CBO estimated that the additional utilization due to the implementation of S. 969 would

have resulted in an aggregate increase in insured costs of 0.06 percent for all employment-based

and individually purchased health plans. CBO assumed that, in response to the increase in

premiums, employers and individuals may choose to reduce coverage or drop benefits. Although

some plans may make slight reductions in overall benefits to offset this minimal increase in cost,

the Departments believe that virtually no employers will drop health coverage entirely or drop

coverage for hospital stays in connection with childbirth. After taking behavioral responses into

account, CBO estimated that employer contributions for health insurance would only rise by

about 0.02 percent and most of that increase likely would be passed back to employees in the

form of reduced wages.

Applying the same 0.06 percent increase to the cost of health insurance for covered

employees of nonfederal governmental plans would raise expenditures. However, CBO assumed

that most of these costs would be passed back to employees.

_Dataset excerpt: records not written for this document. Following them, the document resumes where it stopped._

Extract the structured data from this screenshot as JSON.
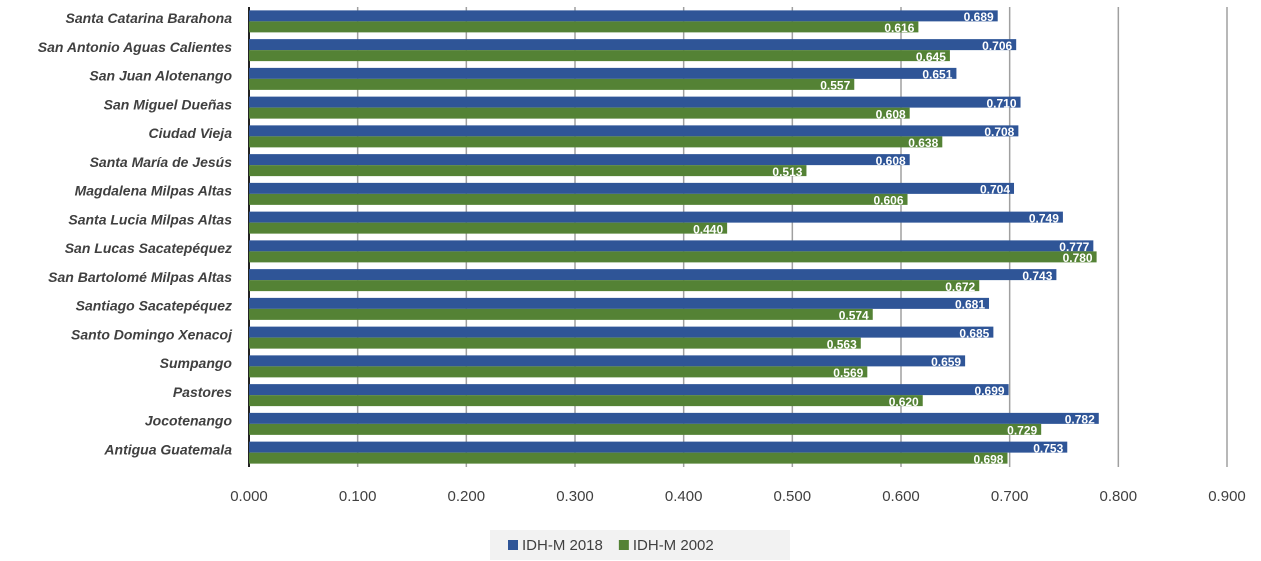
{
  "chart_data": {
    "type": "barh",
    "categories": [
      "Santa Catarina Barahona",
      "San Antonio Aguas Calientes",
      "San Juan Alotenango",
      "San Miguel Dueñas",
      "Ciudad Vieja",
      "Santa María de Jesús",
      "Magdalena Milpas Altas",
      "Santa Lucia Milpas Altas",
      "San Lucas Sacatepéquez",
      "San Bartolomé Milpas Altas",
      "Santiago Sacatepéquez",
      "Santo Domingo Xenacoj",
      "Sumpango",
      "Pastores",
      "Jocotenango",
      "Antigua Guatemala"
    ],
    "series": [
      {
        "name": "IDH-M 2018",
        "color": "#2f5597",
        "values": [
          0.689,
          0.706,
          0.651,
          0.71,
          0.708,
          0.608,
          0.704,
          0.749,
          0.777,
          0.743,
          0.681,
          0.685,
          0.659,
          0.699,
          0.782,
          0.753
        ],
        "value_labels": [
          "0.689",
          "0.706",
          "0.651",
          "0.710",
          "0.708",
          "0.608",
          "0.704",
          "0.749",
          "0.777",
          "0.743",
          "0.681",
          "0.685",
          "0.659",
          "0.699",
          "0.782",
          "0.753"
        ]
      },
      {
        "name": "IDH-M 2002",
        "color": "#548235",
        "values": [
          0.616,
          0.645,
          0.557,
          0.608,
          0.638,
          0.513,
          0.606,
          0.44,
          0.78,
          0.672,
          0.574,
          0.563,
          0.569,
          0.62,
          0.729,
          0.698
        ],
        "value_labels": [
          "0.616",
          "0.645",
          "0.557",
          "0.608",
          "0.638",
          "0.513",
          "0.606",
          "0.440",
          "0.780",
          "0.672",
          "0.574",
          "0.563",
          "0.569",
          "0.620",
          "0.729",
          "0.698"
        ]
      }
    ],
    "xlim": [
      0,
      0.9
    ],
    "xticks": [
      {
        "value": 0,
        "label": "0.000"
      },
      {
        "value": 0.1,
        "label": "0.100"
      },
      {
        "value": 0.2,
        "label": "0.200"
      },
      {
        "value": 0.3,
        "label": "0.300"
      },
      {
        "value": 0.4,
        "label": "0.400"
      },
      {
        "value": 0.5,
        "label": "0.500"
      },
      {
        "value": 0.6,
        "label": "0.600"
      },
      {
        "value": 0.7,
        "label": "0.700"
      },
      {
        "value": 0.8,
        "label": "0.800"
      },
      {
        "value": 0.9,
        "label": "0.900"
      }
    ],
    "grid": true,
    "legend": "bottom"
  }
}
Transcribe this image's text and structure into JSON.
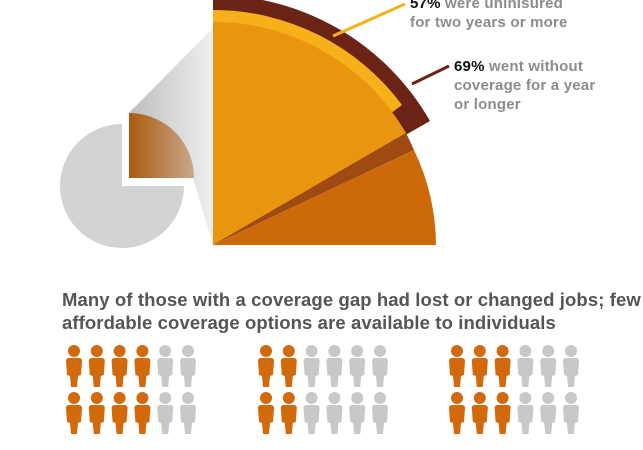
{
  "chart_data": {
    "type": "pie",
    "callouts": [
      {
        "value": "57%",
        "text": "were uninisured for two years or more",
        "line1": "were uninisured",
        "line2": "for two years or more",
        "color": "#F5B01A"
      },
      {
        "value": "69%",
        "text": "went without coverage for a year or longer",
        "line1": "went without",
        "line2": "coverage for a year",
        "line3": "or longer",
        "color": "#6B2316"
      }
    ],
    "pictograms": [
      {
        "filled": 4,
        "total": 6,
        "rows": 2
      },
      {
        "filled": 2,
        "total": 6,
        "rows": 2
      },
      {
        "filled": 3,
        "total": 6,
        "rows": 2
      }
    ]
  },
  "heading": "Many of those with a coverage gap had lost or changed jobs; few affordable coverage options are available to individuals",
  "colors": {
    "filled": "#D2690A",
    "empty": "#C8C8C8",
    "light_orange": "#E8950F",
    "dark_orange": "#CC6A0A",
    "gray_pie": "#D3D3D3"
  }
}
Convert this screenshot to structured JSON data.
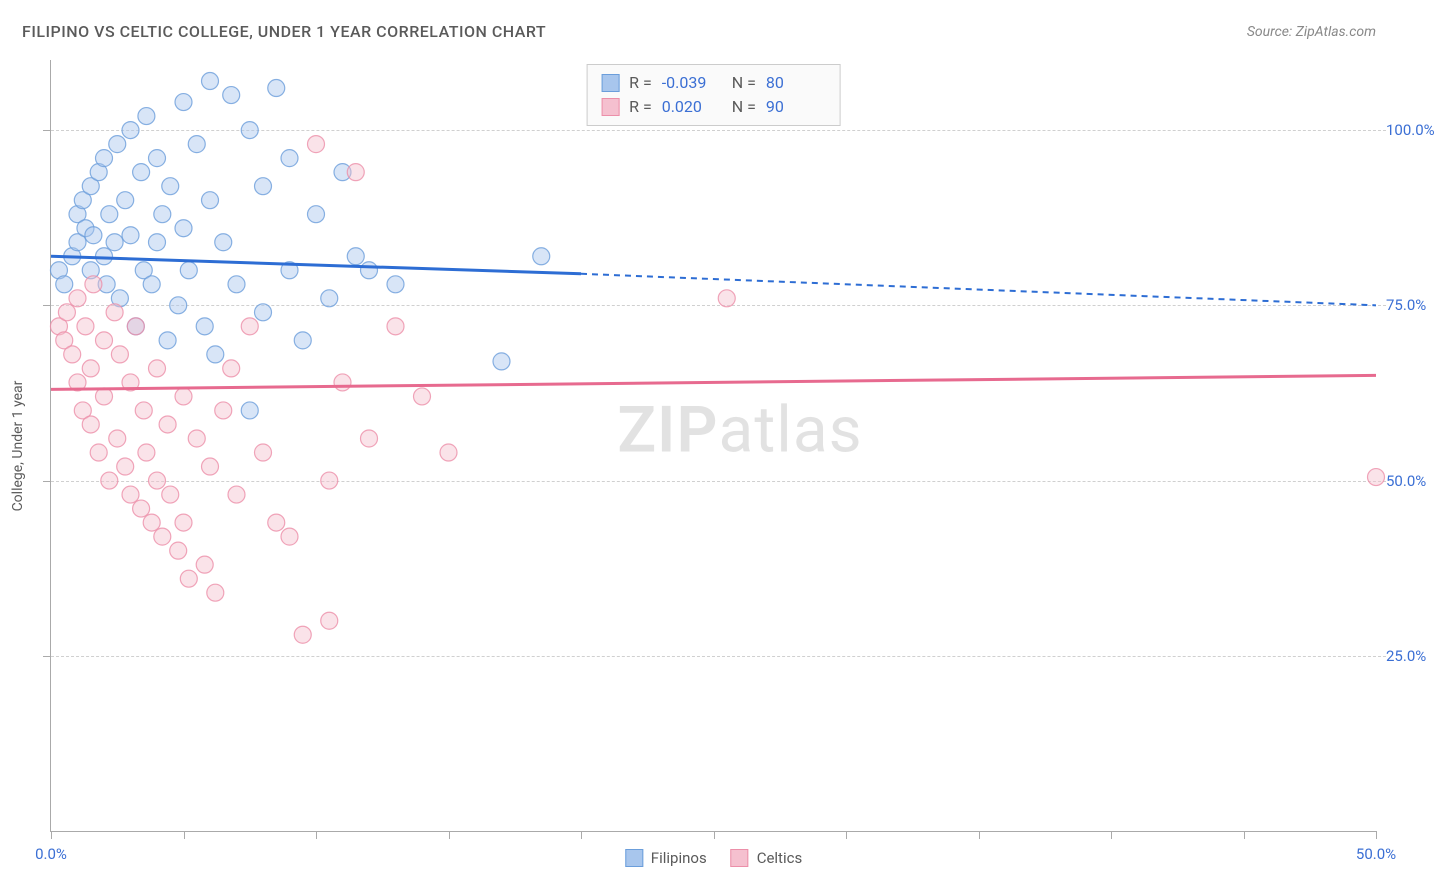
{
  "title": "FILIPINO VS CELTIC COLLEGE, UNDER 1 YEAR CORRELATION CHART",
  "source": "Source: ZipAtlas.com",
  "ylabel": "College, Under 1 year",
  "watermark_prefix": "ZIP",
  "watermark_suffix": "atlas",
  "chart": {
    "type": "scatter",
    "background": "#ffffff",
    "grid_color": "#d0d0d0",
    "axis_color": "#aaaaaa",
    "tick_label_color": "#3b6fd4",
    "text_color": "#5a5a5a",
    "xlim": [
      0,
      50
    ],
    "ylim": [
      0,
      110
    ],
    "xticks": [
      0,
      5,
      10,
      15,
      20,
      25,
      30,
      35,
      40,
      45,
      50
    ],
    "xlabels_shown": {
      "0": "0.0%",
      "50": "50.0%"
    },
    "ygrid": [
      25,
      50,
      75,
      100
    ],
    "ylabels": {
      "25": "25.0%",
      "50": "50.0%",
      "75": "75.0%",
      "100": "100.0%"
    },
    "marker_radius": 8.5,
    "marker_opacity": 0.45,
    "marker_stroke_opacity": 0.8,
    "line_width_solid": 3,
    "line_width_dash": 2,
    "dash_pattern": "6,5"
  },
  "series": [
    {
      "name": "Filipinos",
      "color_fill": "#a8c6ed",
      "color_stroke": "#6b9edb",
      "line_color": "#2d6dd4",
      "r_value": "-0.039",
      "n_value": "80",
      "trend": {
        "x1": 0,
        "y1": 82,
        "x_mid": 20,
        "y_mid": 79.5,
        "x2": 50,
        "y2": 75
      },
      "points": [
        [
          0.3,
          80
        ],
        [
          0.5,
          78
        ],
        [
          0.8,
          82
        ],
        [
          1.0,
          84
        ],
        [
          1.0,
          88
        ],
        [
          1.2,
          90
        ],
        [
          1.3,
          86
        ],
        [
          1.5,
          92
        ],
        [
          1.5,
          80
        ],
        [
          1.6,
          85
        ],
        [
          1.8,
          94
        ],
        [
          2.0,
          96
        ],
        [
          2.0,
          82
        ],
        [
          2.1,
          78
        ],
        [
          2.2,
          88
        ],
        [
          2.4,
          84
        ],
        [
          2.5,
          98
        ],
        [
          2.6,
          76
        ],
        [
          2.8,
          90
        ],
        [
          3.0,
          100
        ],
        [
          3.0,
          85
        ],
        [
          3.2,
          72
        ],
        [
          3.4,
          94
        ],
        [
          3.5,
          80
        ],
        [
          3.6,
          102
        ],
        [
          3.8,
          78
        ],
        [
          4.0,
          96
        ],
        [
          4.0,
          84
        ],
        [
          4.2,
          88
        ],
        [
          4.4,
          70
        ],
        [
          4.5,
          92
        ],
        [
          4.8,
          75
        ],
        [
          5.0,
          104
        ],
        [
          5.0,
          86
        ],
        [
          5.2,
          80
        ],
        [
          5.5,
          98
        ],
        [
          5.8,
          72
        ],
        [
          6.0,
          90
        ],
        [
          6.0,
          107
        ],
        [
          6.2,
          68
        ],
        [
          6.5,
          84
        ],
        [
          6.8,
          105
        ],
        [
          7.0,
          78
        ],
        [
          7.5,
          100
        ],
        [
          7.5,
          60
        ],
        [
          8.0,
          92
        ],
        [
          8.0,
          74
        ],
        [
          8.5,
          106
        ],
        [
          9.0,
          80
        ],
        [
          9.0,
          96
        ],
        [
          9.5,
          70
        ],
        [
          10.0,
          88
        ],
        [
          10.5,
          76
        ],
        [
          11.0,
          94
        ],
        [
          11.5,
          82
        ],
        [
          12.0,
          80
        ],
        [
          13.0,
          78
        ],
        [
          17.0,
          67
        ],
        [
          18.5,
          82
        ]
      ]
    },
    {
      "name": "Celtics",
      "color_fill": "#f5c0cf",
      "color_stroke": "#ec8fa9",
      "line_color": "#e76a8f",
      "r_value": "0.020",
      "n_value": "90",
      "trend": {
        "x1": 0,
        "y1": 63,
        "x_mid": 25,
        "y_mid": 64,
        "x2": 50,
        "y2": 65
      },
      "points": [
        [
          0.3,
          72
        ],
        [
          0.5,
          70
        ],
        [
          0.6,
          74
        ],
        [
          0.8,
          68
        ],
        [
          1.0,
          64
        ],
        [
          1.0,
          76
        ],
        [
          1.2,
          60
        ],
        [
          1.3,
          72
        ],
        [
          1.5,
          58
        ],
        [
          1.5,
          66
        ],
        [
          1.6,
          78
        ],
        [
          1.8,
          54
        ],
        [
          2.0,
          62
        ],
        [
          2.0,
          70
        ],
        [
          2.2,
          50
        ],
        [
          2.4,
          74
        ],
        [
          2.5,
          56
        ],
        [
          2.6,
          68
        ],
        [
          2.8,
          52
        ],
        [
          3.0,
          64
        ],
        [
          3.0,
          48
        ],
        [
          3.2,
          72
        ],
        [
          3.4,
          46
        ],
        [
          3.5,
          60
        ],
        [
          3.6,
          54
        ],
        [
          3.8,
          44
        ],
        [
          4.0,
          66
        ],
        [
          4.0,
          50
        ],
        [
          4.2,
          42
        ],
        [
          4.4,
          58
        ],
        [
          4.5,
          48
        ],
        [
          4.8,
          40
        ],
        [
          5.0,
          62
        ],
        [
          5.0,
          44
        ],
        [
          5.2,
          36
        ],
        [
          5.5,
          56
        ],
        [
          5.8,
          38
        ],
        [
          6.0,
          52
        ],
        [
          6.2,
          34
        ],
        [
          6.5,
          60
        ],
        [
          6.8,
          66
        ],
        [
          7.0,
          48
        ],
        [
          7.5,
          72
        ],
        [
          8.0,
          54
        ],
        [
          8.5,
          44
        ],
        [
          9.0,
          42
        ],
        [
          9.5,
          28
        ],
        [
          10.0,
          98
        ],
        [
          10.5,
          50
        ],
        [
          10.5,
          30
        ],
        [
          11.0,
          64
        ],
        [
          11.5,
          94
        ],
        [
          12.0,
          56
        ],
        [
          13.0,
          72
        ],
        [
          14.0,
          62
        ],
        [
          15.0,
          54
        ],
        [
          25.5,
          76
        ],
        [
          50.0,
          50.5
        ]
      ]
    }
  ],
  "legend_top": {
    "r_label": "R =",
    "n_label": "N ="
  },
  "legend_bottom": [
    {
      "label": "Filipinos",
      "fill": "#a8c6ed",
      "stroke": "#6b9edb"
    },
    {
      "label": "Celtics",
      "fill": "#f5c0cf",
      "stroke": "#ec8fa9"
    }
  ]
}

Apart from increased benefit costs for their employees, States may face additional costs

for enforcing NMHPA’s requirements on issuers of health insurance in the group and individual

markets. Because States currently regulate the private-sector health insurance market, CBO

assumed that the increase in costs would be marginal. However, in cases where States fail to

implement NMHPA or their own laws meeting the criteria specified in NMHPA, the federal

government assumes enforcement authority. Depending on the need for federal enforcement,

some of the aforementioned costs may be shifted to the federal government.